Alla prima analisi ad interim, condotta come era predefinito nel protocollo, il follow-up mediano era pari a 25.2 mesi. Il trattamento con pembrolizumab è risultato associato a una EFS significativamente migliore rispetto al braccio trattato con placebo: nel dettaglio, a 24 mesi la probabilità di essere liberi da evento è risultata pari al 62.4% nel braccio sperimentale e al 40.6% nel braccio di controllo (hazard ratio 0.58; intervallo di confidenza al 95% 0.46 - 0.72; p<0.001).
L’analisi di OS non evidenzia, al momento, differenze statisticamente significative tra i bracci in studio: la probabilità di essere vivi a 24 mesi era pari all’80.9% nel braccio trattato con pembrolizumab e pari a 77.6% nel braccio trattato con placebo (p=0.02, non sufficiente per soddisfare la soglia predefinita di significatività).
L’impiego di pembrolizumab è risultato associato a un significativo miglioramento della chance di ottenere una risposta patologica maggiore (30.2% vs 11.0%, p<0.0001), e un significativo miglioramento della chance di ottenere una risposta patologica completa (18.1% vs 4.0%, p<0.0001).
Considerando l’intera durata del trattamento (sia preoperatorio che postoperatorio) l’incidenza di eventi avversi severi (grado 3 o peggiore) è risultata pari al 44.9% nel braccio sperimentale e pari al 37.3% nel braccio di controllo. L’incidenza di eventi mortali è risultata simile nei 2 bracci (1.0% e 0.8% rispettivamente).
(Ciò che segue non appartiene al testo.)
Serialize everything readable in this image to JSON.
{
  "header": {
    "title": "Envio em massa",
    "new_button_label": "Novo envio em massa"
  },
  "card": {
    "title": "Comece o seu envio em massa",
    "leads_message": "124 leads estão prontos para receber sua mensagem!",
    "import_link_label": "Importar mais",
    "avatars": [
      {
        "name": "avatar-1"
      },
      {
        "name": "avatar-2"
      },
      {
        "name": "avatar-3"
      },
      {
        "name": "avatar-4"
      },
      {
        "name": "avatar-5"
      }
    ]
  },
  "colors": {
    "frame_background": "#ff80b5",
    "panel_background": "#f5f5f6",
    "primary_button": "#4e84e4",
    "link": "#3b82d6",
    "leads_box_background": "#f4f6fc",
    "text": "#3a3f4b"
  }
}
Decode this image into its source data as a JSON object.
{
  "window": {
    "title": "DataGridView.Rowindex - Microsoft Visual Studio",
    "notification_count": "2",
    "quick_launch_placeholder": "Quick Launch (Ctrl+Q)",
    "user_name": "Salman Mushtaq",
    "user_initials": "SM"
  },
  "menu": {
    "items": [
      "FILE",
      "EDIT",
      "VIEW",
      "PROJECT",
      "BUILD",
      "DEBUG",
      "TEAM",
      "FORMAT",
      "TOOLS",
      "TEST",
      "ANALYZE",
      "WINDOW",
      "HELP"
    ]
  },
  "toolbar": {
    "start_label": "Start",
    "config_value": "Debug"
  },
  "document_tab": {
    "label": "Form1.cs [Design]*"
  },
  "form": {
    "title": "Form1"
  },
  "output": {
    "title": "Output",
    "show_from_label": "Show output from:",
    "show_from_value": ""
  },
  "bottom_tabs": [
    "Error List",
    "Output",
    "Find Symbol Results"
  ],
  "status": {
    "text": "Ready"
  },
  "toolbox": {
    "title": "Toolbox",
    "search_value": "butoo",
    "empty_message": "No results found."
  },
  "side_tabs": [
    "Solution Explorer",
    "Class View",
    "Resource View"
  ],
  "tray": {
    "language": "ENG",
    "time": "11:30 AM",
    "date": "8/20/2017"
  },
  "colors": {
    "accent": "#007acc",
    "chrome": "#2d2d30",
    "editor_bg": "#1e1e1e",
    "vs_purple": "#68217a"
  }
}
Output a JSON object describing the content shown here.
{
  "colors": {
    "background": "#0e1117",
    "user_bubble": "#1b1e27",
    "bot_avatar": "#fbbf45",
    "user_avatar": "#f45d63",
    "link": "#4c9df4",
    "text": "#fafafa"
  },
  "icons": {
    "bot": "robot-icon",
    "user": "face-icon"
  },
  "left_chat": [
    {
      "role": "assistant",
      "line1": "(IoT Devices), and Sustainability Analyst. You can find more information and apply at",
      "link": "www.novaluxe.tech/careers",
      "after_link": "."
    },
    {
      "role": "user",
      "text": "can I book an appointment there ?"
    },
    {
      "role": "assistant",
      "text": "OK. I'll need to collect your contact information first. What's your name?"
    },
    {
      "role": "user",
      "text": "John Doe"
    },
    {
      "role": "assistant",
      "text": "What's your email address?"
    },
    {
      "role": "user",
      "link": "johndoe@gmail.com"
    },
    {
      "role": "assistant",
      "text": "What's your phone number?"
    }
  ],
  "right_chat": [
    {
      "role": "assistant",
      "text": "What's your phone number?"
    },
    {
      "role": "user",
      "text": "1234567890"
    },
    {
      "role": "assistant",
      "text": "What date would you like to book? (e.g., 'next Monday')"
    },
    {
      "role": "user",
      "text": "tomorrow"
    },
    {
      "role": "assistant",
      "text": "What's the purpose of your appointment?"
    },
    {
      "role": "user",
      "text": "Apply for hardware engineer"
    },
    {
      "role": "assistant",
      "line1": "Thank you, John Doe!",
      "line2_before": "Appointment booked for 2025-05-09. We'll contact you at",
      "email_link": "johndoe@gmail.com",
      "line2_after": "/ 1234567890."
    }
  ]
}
Sulla base dei risultati sopra descritti, gli autori concludono che l’impiego perioperatorio di pembrolizumab in aggiunta alla chemioterapia neoadiuvante, nei pazienti con NSCLC in stadio iniziale resecabile, ha prodotto (a questa prima analisi) un significativo miglioramento della sopravvivenza libera da progressione / recidiva, nonché un miglioramento delle risposte patologiche complete e maggiori.
Naturalmente, gli autori riconoscono che, con il limite del follow-up ancora poco maturo al quale è stata condotta questa prima analisi, non è stato dimostrato un significativo beneficio in sopravvivenza globale.
I risultati dello studio KEYNOTE-671 andranno a confermare l’interesse della comunità scientifica per l’impiego neoadiuvante dell’immunoterapia. Come accaduto in altri tumori solidi, nonché nelle fasi più avanzate di malattia nel NSCLC, si stanno “accumulando” i dati ottenuti con diversi farmaci immunoterapici. Lo studio KEYNOTE-671, a differenza dello studio Checkmate-816 condotto con il nivolumab (che prevedeva l’impiego dell’immunoterapico nella sola fase preoperatoria), prevedeva l’impiego perioperatorio del farmaco immunoterapico, fino a completare 1 anno di trattamento. Questa strategia è stata adottata anche in altri studi (ad esempio lo studio AEGEAN con il durvalumab. Il disegno di questi studi non chiarisce il vero valore aggiunto della somministrazione adiuvante, in quanto manca un terzo braccio che ricevesse il farmaco immunoterapico solo prima dell’intervento e non dopo.
Dal punto di vista degli endpoint, la decisione di scegliere non la sola OS come endpoint primario ma anche la event-free survival, fa sì che i risultati presentati, corrispondenti alla prima analisi ad interim di EFS, non sanciscano in maniera definitiva la superiorità del trattamento sperimentale in OS.
La necessità di interpretare, sia a fini regolatori che a fini scientifici per la produzione di linee guida e raccomandazioni, i risultati degli studi condotti negli stadi precoci sulla base di endpoint surrogati è ormai pratica sempre più frequente. Ridurre in maniera significativa il rischio di recidiva è sicuramente un obiettivo clinicamente rilevante, e questo si può affermare anche in attesa di vedere le analisi mature di sopravvivenza globale.
Anche lo studio KEYNOTE-671 ha confermato l’incremento significativo della chance di risposte patologiche complete, come gli altri studi condotti con farmaci immunoterapici in questo setting. La risposta patologica completa ha un chiaro valore prognostico, e in questo studio con il pembrolizumab, al pari dei precedenti, l’incremento appare importante sia in termini relativi che assoluti.